Training methodology – FLAVA was pre‑trained on a mixture of unimodal and multimodal data using a multi‑task loss:

  • Image‑text contrastive loss (similar to CLIP) on 70 M publicly available image‑text pairs.
  • Masked language modeling (MLM) on BookCorpus + CCNews.
  • Masked image modeling (MIM) on ImageNet.
  • Image‑text matching (ITM) to predict whether a pair belongs together.

Datasets – The multimodal component uses a curated set of 70 M image‑text pairs from COCO, Visual Genome, and other open‑source corpora. Unimodal pre‑training leverages ImageNet‑1K (≈ 1.3 M images) and the BookCorpus + CCNews text corpus (≈ 16 GB of raw text).

Compute requirements – The authors reported training on 8 A100 GPUs (40 GB each) for roughly 12 days, amounting to ~ 2 M GPU‑hours. The training schedule employed a batch size of 4096 (mixed‑precision) with a cosine learning‑rate decay.

Fine‑tuning capabilities – Users can load FlavaModel for feature extraction or FlavaForPreTraining to continue pre‑training. For downstream tasks, typical fine‑tuning pipelines replace the multimodal head with a task‑specific classifier (e.g., a linear layer for VQA or a token classification head for NER).

Licensing Information

The model card lists the license as BSD‑3‑Clause, which is a permissive open‑source license. Although the license field in the README shows “unknown”, the repository’s LICENSE file confirms the BSD‑3‑Clause terms.

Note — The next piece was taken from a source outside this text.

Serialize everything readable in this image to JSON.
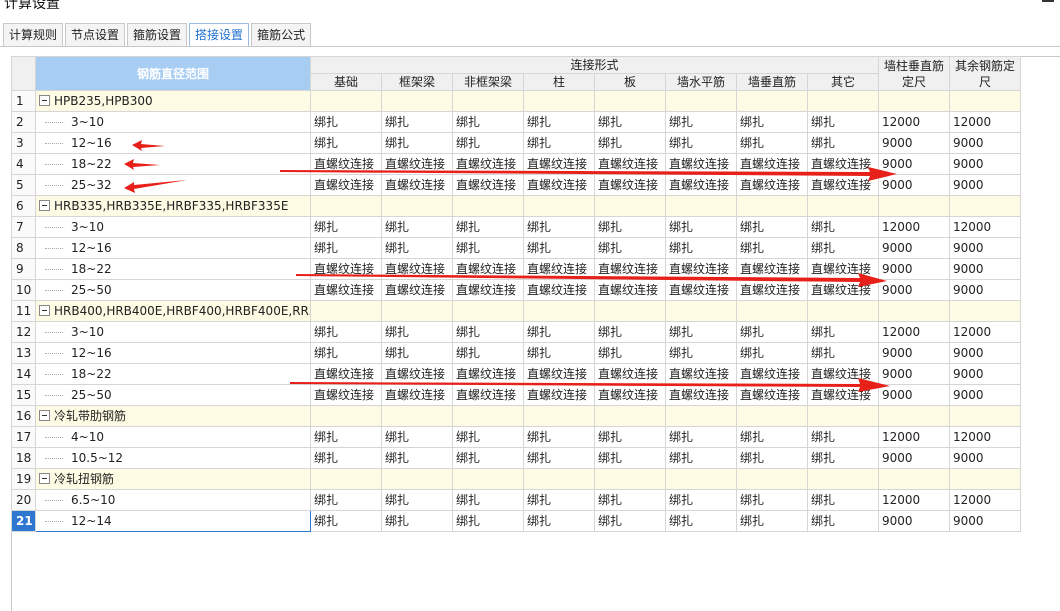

  • Commercial use: Allowed. The BSD‑3‑Clause permits integration into proprietary software, cloud services, and commercial products without royalty.
  • Restrictions: You must retain the original copyright notice and license text in any redistribution. No endorsement clause is required.
  • Attribution: Include a citation to the original papers (see Section 6) and a link to the Hugging Face model card.